Los vascos se proclamaron campeones de Segunda el sábado tras la derrota del Dépor en Gerona
09 jun 2014 . Actualizado a las 11:18 h.El Eibar culminó ayer con un empate (1-1) frente al Numancia su espectacular temporada. El cuadro vasco se había proclamado el sábado campeón de Segunda tras la derrota del Dépor en Gerona y llegó a Soria en plena resaca de celebraciones por un ascenso histórico que premió el trabajo de un vestuario por encima del brillo de las individualidades.
El partido, con poco que jugarse más que la honra, estuvo necesitado de una velocidad más para llevar la emoción a las gradas, donde la afición eibarresa se hizo notar con sus cánticos.

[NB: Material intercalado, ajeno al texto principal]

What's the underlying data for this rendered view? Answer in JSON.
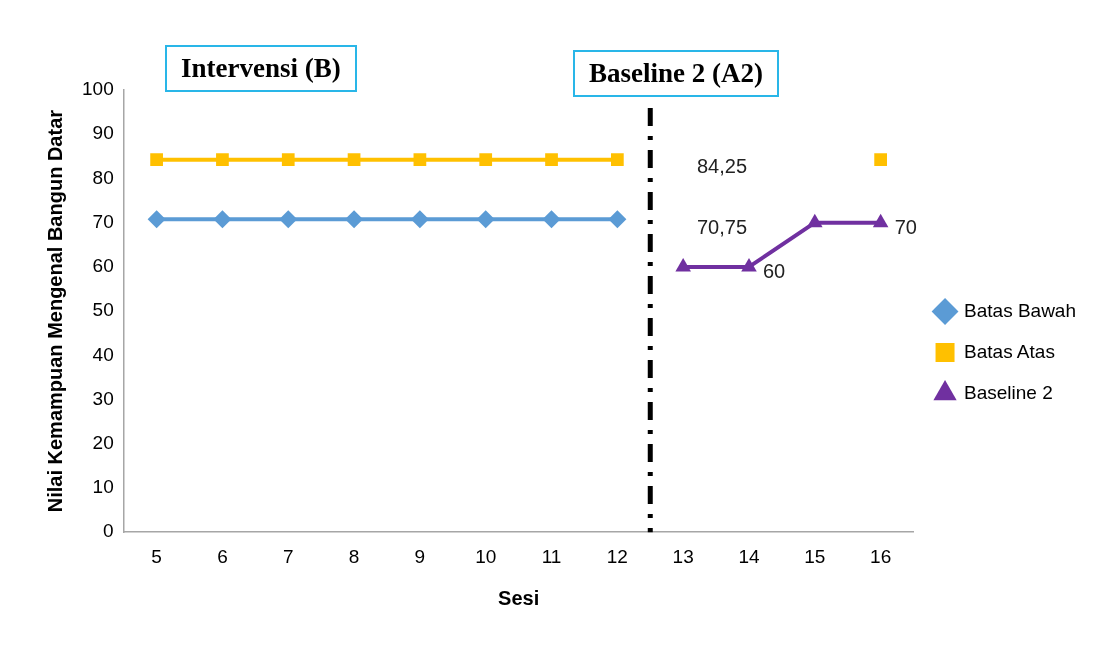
{
  "chart_data": {
    "type": "line",
    "xlabel": "Sesi",
    "ylabel": "Nilai Kemampuan Mengenal Bangun Datar",
    "x": [
      5,
      6,
      7,
      8,
      9,
      10,
      11,
      12,
      13,
      14,
      15,
      16
    ],
    "xlim": [
      4.5,
      16.5
    ],
    "xticks": [
      5,
      6,
      7,
      8,
      9,
      10,
      11,
      12,
      13,
      14,
      15,
      16
    ],
    "ylim": [
      0,
      100
    ],
    "yticks": [
      0,
      10,
      20,
      30,
      40,
      50,
      60,
      70,
      80,
      90,
      100
    ],
    "grid": false,
    "legend": "right",
    "line_style": "solid",
    "series": [
      {
        "name": "Batas Bawah",
        "color": "#5b9bd5",
        "marker": "diamond",
        "values": [
          70.75,
          70.75,
          70.75,
          70.75,
          70.75,
          70.75,
          70.75,
          70.75,
          null,
          null,
          null,
          null
        ]
      },
      {
        "name": "Batas Atas",
        "color": "#ffc000",
        "marker": "square",
        "values": [
          84.25,
          84.25,
          84.25,
          84.25,
          84.25,
          84.25,
          84.25,
          84.25,
          null,
          null,
          null,
          84.25
        ]
      },
      {
        "name": "Baseline 2",
        "color": "#7030a0",
        "marker": "triangle",
        "values": [
          null,
          null,
          null,
          null,
          null,
          null,
          null,
          null,
          60,
          60,
          70,
          70
        ]
      }
    ],
    "ref_lines": [
      {
        "axis": "x",
        "value": 12.5,
        "color": "#000000",
        "line_style": "dashed"
      }
    ],
    "annotations": [
      "Intervensi (B)",
      "Baseline 2 (A2)",
      "84,25",
      "70,75",
      {
        "text": "60",
        "x": 14,
        "y": 60
      },
      {
        "text": "70",
        "x": 16,
        "y": 70
      }
    ]
  }
}
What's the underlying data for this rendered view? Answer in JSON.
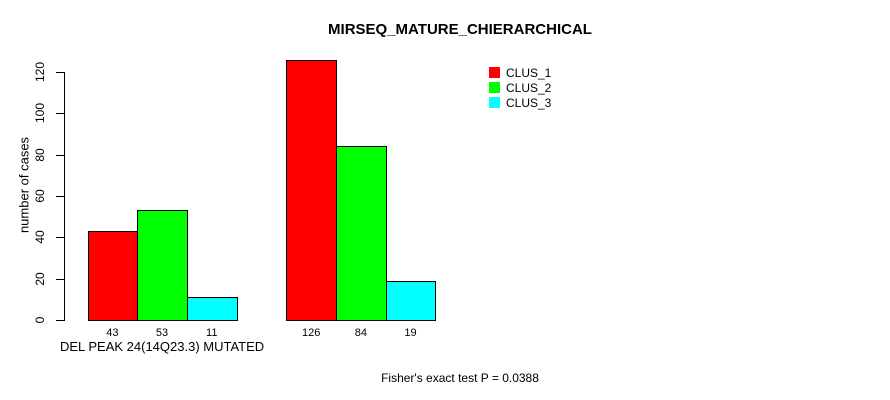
{
  "chart_data": {
    "type": "bar",
    "title": "MIRSEQ_MATURE_CHIERARCHICAL",
    "ylabel": "number of cases",
    "xlabel": "",
    "ylim": [
      0,
      120
    ],
    "yticks": [
      0,
      20,
      40,
      60,
      80,
      100,
      120
    ],
    "grid": false,
    "legend_position": "top-right",
    "series": [
      {
        "name": "CLUS_1",
        "color": "#FF0000"
      },
      {
        "name": "CLUS_2",
        "color": "#00FF00"
      },
      {
        "name": "CLUS_3",
        "color": "#00FFFF"
      }
    ],
    "groups": [
      {
        "label": "DEL PEAK 24(14Q23.3) MUTATED",
        "values": [
          43,
          53,
          11
        ]
      },
      {
        "label": "",
        "values": [
          126,
          84,
          19
        ]
      }
    ],
    "annotation": "Fisher's exact test P = 0.0388"
  }
}
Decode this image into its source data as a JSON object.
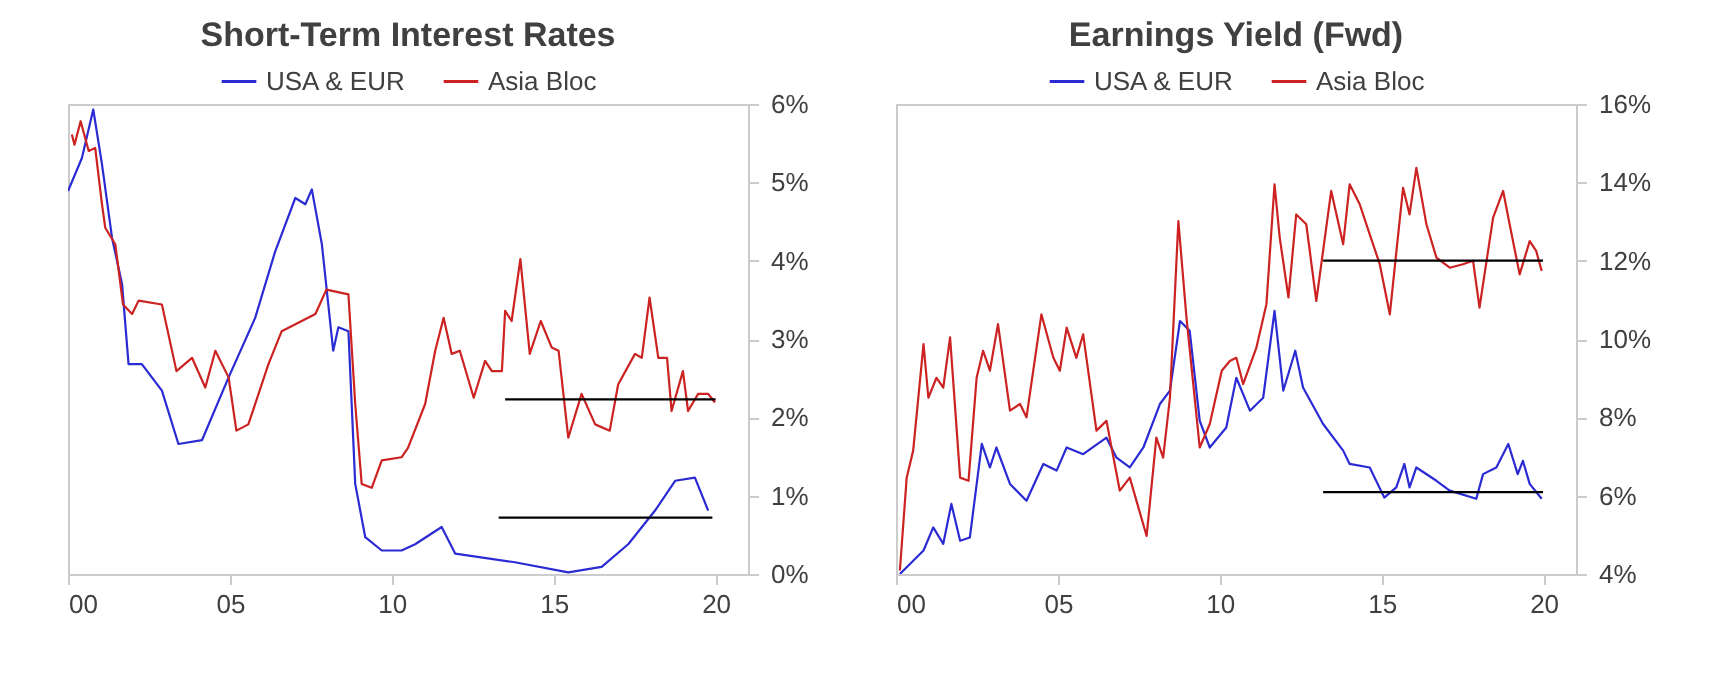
{
  "chart_data": [
    {
      "type": "line",
      "title": "Short-Term Interest Rates",
      "legend": "top",
      "grid": false,
      "xlim": [
        0,
        21
      ],
      "ylim": [
        0,
        6
      ],
      "xticks": [
        {
          "value": 0,
          "label": "00"
        },
        {
          "value": 5,
          "label": "05"
        },
        {
          "value": 10,
          "label": "10"
        },
        {
          "value": 15,
          "label": "15"
        },
        {
          "value": 20,
          "label": "20"
        }
      ],
      "yticks": [
        {
          "value": 0,
          "label": "0%"
        },
        {
          "value": 1,
          "label": "1%"
        },
        {
          "value": 2,
          "label": "2%"
        },
        {
          "value": 3,
          "label": "3%"
        },
        {
          "value": 4,
          "label": "4%"
        },
        {
          "value": 5,
          "label": "5%"
        },
        {
          "value": 6,
          "label": "6%"
        }
      ],
      "series": [
        {
          "name": "USA & EUR",
          "color": "#2b2bd4",
          "x": [
            0,
            0.43,
            0.78,
            1.05,
            1.36,
            1.67,
            1.87,
            2.28,
            2.9,
            3.41,
            4.14,
            4.96,
            5.78,
            6.4,
            7.02,
            7.33,
            7.53,
            7.84,
            8.19,
            8.35,
            8.66,
            8.87,
            9.18,
            9.69,
            10.3,
            10.72,
            11.54,
            11.96,
            13.8,
            15.45,
            16.48,
            17.3,
            18.13,
            18.75,
            19.36,
            19.77
          ],
          "values": [
            4.89,
            5.31,
            5.93,
            5.23,
            4.29,
            3.7,
            2.68,
            2.68,
            2.34,
            1.66,
            1.71,
            2.51,
            3.27,
            4.12,
            4.8,
            4.72,
            4.91,
            4.21,
            2.85,
            3.15,
            3.1,
            1.15,
            0.47,
            0.3,
            0.3,
            0.38,
            0.6,
            0.26,
            0.15,
            0.02,
            0.09,
            0.38,
            0.81,
            1.19,
            1.23,
            0.81
          ]
        },
        {
          "name": "Asia Bloc",
          "color": "#cc2222",
          "x": [
            0.12,
            0.2,
            0.39,
            0.64,
            0.84,
            1.05,
            1.15,
            1.46,
            1.7,
            1.98,
            2.18,
            2.9,
            3.35,
            3.83,
            4.24,
            4.55,
            4.96,
            5.2,
            5.57,
            6.19,
            6.6,
            7.64,
            7.98,
            8.66,
            8.87,
            9.07,
            9.38,
            9.69,
            10.3,
            10.5,
            11.03,
            11.34,
            11.6,
            11.85,
            12.1,
            12.53,
            12.88,
            13.09,
            13.4,
            13.5,
            13.7,
            13.97,
            14.26,
            14.6,
            14.94,
            15.15,
            15.45,
            15.86,
            16.28,
            16.73,
            16.99,
            17.51,
            17.72,
            17.96,
            18.23,
            18.5,
            18.64,
            18.99,
            19.15,
            19.46,
            19.77,
            19.98
          ],
          "values": [
            5.61,
            5.48,
            5.78,
            5.4,
            5.44,
            4.72,
            4.42,
            4.21,
            3.44,
            3.32,
            3.49,
            3.44,
            2.59,
            2.76,
            2.38,
            2.85,
            2.51,
            1.83,
            1.91,
            2.68,
            3.1,
            3.32,
            3.63,
            3.57,
            2.17,
            1.15,
            1.1,
            1.45,
            1.49,
            1.61,
            2.17,
            2.85,
            3.27,
            2.81,
            2.85,
            2.25,
            2.72,
            2.59,
            2.59,
            3.36,
            3.23,
            4.02,
            2.81,
            3.23,
            2.89,
            2.85,
            1.74,
            2.3,
            1.91,
            1.83,
            2.42,
            2.81,
            2.76,
            3.53,
            2.76,
            2.76,
            2.08,
            2.59,
            2.08,
            2.3,
            2.3,
            2.19
          ]
        },
        {
          "type": "line",
          "color": "#000000",
          "x": [
            13.5,
            20
          ],
          "values": [
            2.23,
            2.23
          ]
        },
        {
          "type": "line",
          "color": "#000000",
          "x": [
            13.3,
            19.9
          ],
          "values": [
            0.72,
            0.72
          ]
        }
      ]
    },
    {
      "type": "line",
      "title": "Earnings Yield (Fwd)",
      "legend": "top",
      "grid": false,
      "xlim": [
        0,
        21
      ],
      "ylim": [
        4,
        16
      ],
      "xticks": [
        {
          "value": 0,
          "label": "00"
        },
        {
          "value": 5,
          "label": "05"
        },
        {
          "value": 10,
          "label": "10"
        },
        {
          "value": 15,
          "label": "15"
        },
        {
          "value": 20,
          "label": "20"
        }
      ],
      "yticks": [
        {
          "value": 4,
          "label": "4%"
        },
        {
          "value": 6,
          "label": "6%"
        },
        {
          "value": 8,
          "label": "8%"
        },
        {
          "value": 10,
          "label": "10%"
        },
        {
          "value": 12,
          "label": "12%"
        },
        {
          "value": 14,
          "label": "14%"
        },
        {
          "value": 16,
          "label": "16%"
        }
      ],
      "series": [
        {
          "name": "USA & EUR",
          "color": "#2b2bd4",
          "x": [
            0.12,
            0.85,
            1.15,
            1.46,
            1.71,
            1.98,
            2.28,
            2.65,
            2.9,
            3.1,
            3.52,
            4.03,
            4.55,
            4.96,
            5.27,
            5.78,
            6.5,
            6.81,
            7.22,
            7.64,
            8.15,
            8.46,
            8.77,
            9.07,
            9.38,
            9.69,
            10.2,
            10.51,
            10.93,
            11.34,
            11.69,
            11.96,
            12.33,
            12.57,
            13.19,
            13.81,
            14.01,
            14.63,
            15.08,
            15.45,
            15.7,
            15.86,
            16.07,
            16.69,
            17.1,
            17.92,
            18.13,
            18.54,
            18.91,
            19.2,
            19.36,
            19.57,
            19.94
          ],
          "values": [
            4.0,
            4.6,
            5.19,
            4.77,
            5.79,
            4.85,
            4.93,
            7.32,
            6.72,
            7.23,
            6.3,
            5.87,
            6.81,
            6.64,
            7.23,
            7.06,
            7.48,
            6.97,
            6.72,
            7.23,
            8.34,
            8.68,
            10.46,
            10.21,
            7.91,
            7.23,
            7.74,
            9.01,
            8.17,
            8.5,
            10.72,
            8.68,
            9.7,
            8.76,
            7.83,
            7.15,
            6.81,
            6.72,
            5.95,
            6.21,
            6.81,
            6.21,
            6.72,
            6.38,
            6.13,
            5.92,
            6.55,
            6.72,
            7.32,
            6.55,
            6.89,
            6.3,
            5.92
          ]
        },
        {
          "name": "Asia Bloc",
          "color": "#cc2222",
          "x": [
            0.12,
            0.33,
            0.53,
            0.85,
            1.0,
            1.25,
            1.46,
            1.67,
            1.98,
            2.24,
            2.49,
            2.69,
            2.9,
            3.15,
            3.52,
            3.83,
            4.03,
            4.49,
            4.86,
            5.06,
            5.27,
            5.57,
            5.78,
            6.19,
            6.5,
            6.91,
            7.22,
            7.74,
            8.04,
            8.25,
            8.46,
            8.72,
            8.97,
            9.38,
            9.69,
            10.06,
            10.31,
            10.51,
            10.72,
            11.13,
            11.44,
            11.69,
            11.85,
            12.12,
            12.36,
            12.67,
            12.98,
            13.44,
            13.81,
            14.01,
            14.32,
            14.63,
            14.94,
            15.25,
            15.66,
            15.86,
            16.07,
            16.38,
            16.69,
            17.1,
            17.51,
            17.82,
            18.02,
            18.44,
            18.75,
            18.95,
            19.26,
            19.57,
            19.77,
            19.94
          ],
          "values": [
            4.09,
            6.46,
            7.15,
            9.87,
            8.5,
            9.01,
            8.76,
            10.04,
            6.46,
            6.38,
            9.01,
            9.7,
            9.19,
            10.38,
            8.17,
            8.34,
            8.0,
            10.63,
            9.52,
            9.19,
            10.29,
            9.52,
            10.12,
            7.66,
            7.91,
            6.13,
            6.46,
            4.97,
            7.48,
            6.97,
            8.5,
            13.01,
            10.55,
            7.23,
            7.83,
            9.19,
            9.44,
            9.52,
            8.85,
            9.78,
            10.89,
            13.95,
            12.59,
            11.06,
            13.18,
            12.93,
            10.97,
            13.78,
            12.42,
            13.95,
            13.44,
            12.67,
            11.91,
            10.63,
            13.86,
            13.18,
            14.37,
            12.93,
            12.08,
            11.82,
            11.91,
            12.0,
            10.8,
            13.1,
            13.78,
            12.93,
            11.65,
            12.5,
            12.25,
            11.74
          ]
        },
        {
          "type": "line",
          "color": "#000000",
          "x": [
            13.19,
            19.98
          ],
          "values": [
            12.0,
            12.0
          ]
        },
        {
          "type": "line",
          "color": "#000000",
          "x": [
            13.19,
            19.98
          ],
          "values": [
            6.09,
            6.09
          ]
        }
      ]
    }
  ]
}
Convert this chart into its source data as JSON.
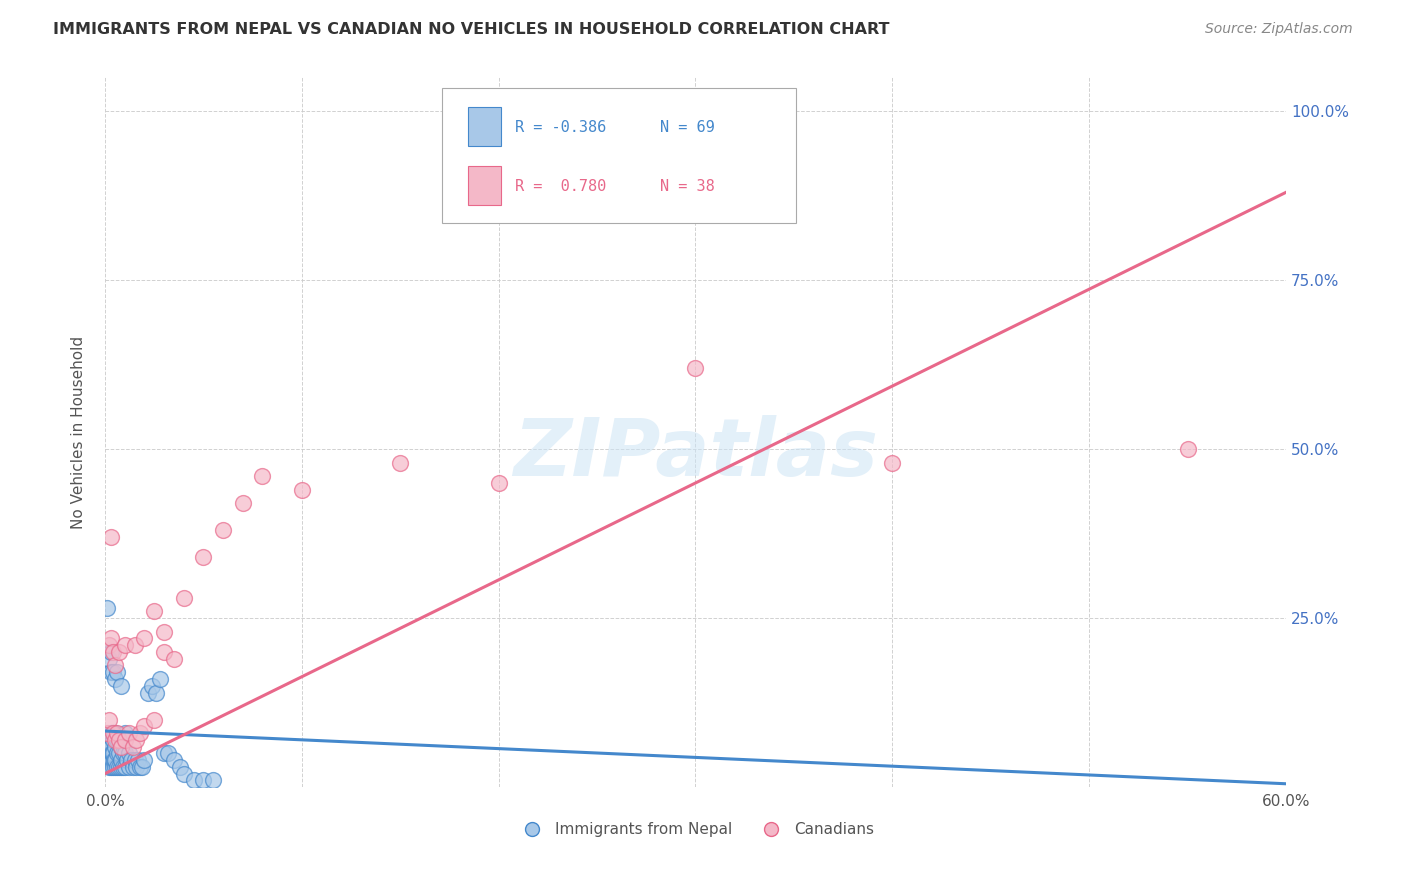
{
  "title": "IMMIGRANTS FROM NEPAL VS CANADIAN NO VEHICLES IN HOUSEHOLD CORRELATION CHART",
  "source": "Source: ZipAtlas.com",
  "ylabel": "No Vehicles in Household",
  "legend_label1": "Immigrants from Nepal",
  "legend_label2": "Canadians",
  "r1": "-0.386",
  "n1": "69",
  "r2": "0.780",
  "n2": "38",
  "xlim": [
    0.0,
    0.6
  ],
  "ylim": [
    0.0,
    1.05
  ],
  "color_blue": "#a8c8e8",
  "color_pink": "#f4b8c8",
  "color_blue_line": "#4488cc",
  "color_pink_line": "#e8688a",
  "color_r1": "#4488cc",
  "color_r2": "#e8688a",
  "blue_x": [
    0.0005,
    0.001,
    0.001,
    0.0015,
    0.0015,
    0.002,
    0.002,
    0.002,
    0.0025,
    0.0025,
    0.003,
    0.003,
    0.003,
    0.003,
    0.0035,
    0.0035,
    0.004,
    0.004,
    0.004,
    0.004,
    0.0045,
    0.005,
    0.005,
    0.005,
    0.005,
    0.006,
    0.006,
    0.006,
    0.007,
    0.007,
    0.008,
    0.008,
    0.008,
    0.009,
    0.009,
    0.01,
    0.01,
    0.011,
    0.012,
    0.012,
    0.013,
    0.014,
    0.015,
    0.016,
    0.017,
    0.018,
    0.019,
    0.02,
    0.022,
    0.024,
    0.026,
    0.028,
    0.03,
    0.032,
    0.035,
    0.038,
    0.04,
    0.045,
    0.05,
    0.055,
    0.001,
    0.002,
    0.003,
    0.003,
    0.004,
    0.005,
    0.006,
    0.008,
    0.01
  ],
  "blue_y": [
    0.055,
    0.05,
    0.07,
    0.04,
    0.06,
    0.03,
    0.05,
    0.07,
    0.04,
    0.06,
    0.03,
    0.05,
    0.06,
    0.08,
    0.04,
    0.05,
    0.03,
    0.05,
    0.07,
    0.08,
    0.04,
    0.03,
    0.04,
    0.06,
    0.08,
    0.03,
    0.05,
    0.07,
    0.03,
    0.05,
    0.03,
    0.04,
    0.06,
    0.03,
    0.05,
    0.03,
    0.05,
    0.04,
    0.03,
    0.05,
    0.04,
    0.03,
    0.04,
    0.03,
    0.04,
    0.03,
    0.03,
    0.04,
    0.14,
    0.15,
    0.14,
    0.16,
    0.05,
    0.05,
    0.04,
    0.03,
    0.02,
    0.01,
    0.01,
    0.01,
    0.265,
    0.19,
    0.2,
    0.17,
    0.17,
    0.16,
    0.17,
    0.15,
    0.08
  ],
  "pink_x": [
    0.001,
    0.002,
    0.003,
    0.004,
    0.005,
    0.006,
    0.007,
    0.008,
    0.01,
    0.012,
    0.014,
    0.016,
    0.018,
    0.02,
    0.025,
    0.03,
    0.035,
    0.002,
    0.003,
    0.004,
    0.005,
    0.007,
    0.01,
    0.015,
    0.02,
    0.025,
    0.03,
    0.04,
    0.05,
    0.06,
    0.07,
    0.08,
    0.1,
    0.15,
    0.2,
    0.3,
    0.4,
    0.55
  ],
  "pink_y": [
    0.08,
    0.1,
    0.37,
    0.08,
    0.07,
    0.08,
    0.07,
    0.06,
    0.07,
    0.08,
    0.06,
    0.07,
    0.08,
    0.09,
    0.1,
    0.2,
    0.19,
    0.21,
    0.22,
    0.2,
    0.18,
    0.2,
    0.21,
    0.21,
    0.22,
    0.26,
    0.23,
    0.28,
    0.34,
    0.38,
    0.42,
    0.46,
    0.44,
    0.48,
    0.45,
    0.62,
    0.48,
    0.5
  ],
  "pink_trend_x0": 0.0,
  "pink_trend_y0": 0.02,
  "pink_trend_x1": 0.6,
  "pink_trend_y1": 0.88,
  "blue_trend_x0": 0.0,
  "blue_trend_y0": 0.083,
  "blue_trend_x1": 0.6,
  "blue_trend_y1": 0.005,
  "watermark": "ZIPatlas",
  "background_color": "#ffffff",
  "grid_color": "#cccccc"
}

El Numancia se adelantó fruto de un error monumental de Irazusta, que se durmió a la hora de despejar y cuando lo hizo estrelló el balón en el cuerpo de Sergi Enrich, quien anotó así su décimo gol de la temporada (min 15). Tras el gol el Eibar lo intentó con balones largos a la espalda de la defensa local, pero los pases no llegaron nunca a un rematador franco. El partido se abrió tras la expulsión del local Isidoro (min 38) y la entrada del gallego Jota con los armeros.
El visitante Capa falló solo ante Raúl Fernández, pero el portero se equivocó poco después, pues convirtió un centro de Gilvan Gómez en el tanto del definitivo empate (min 83).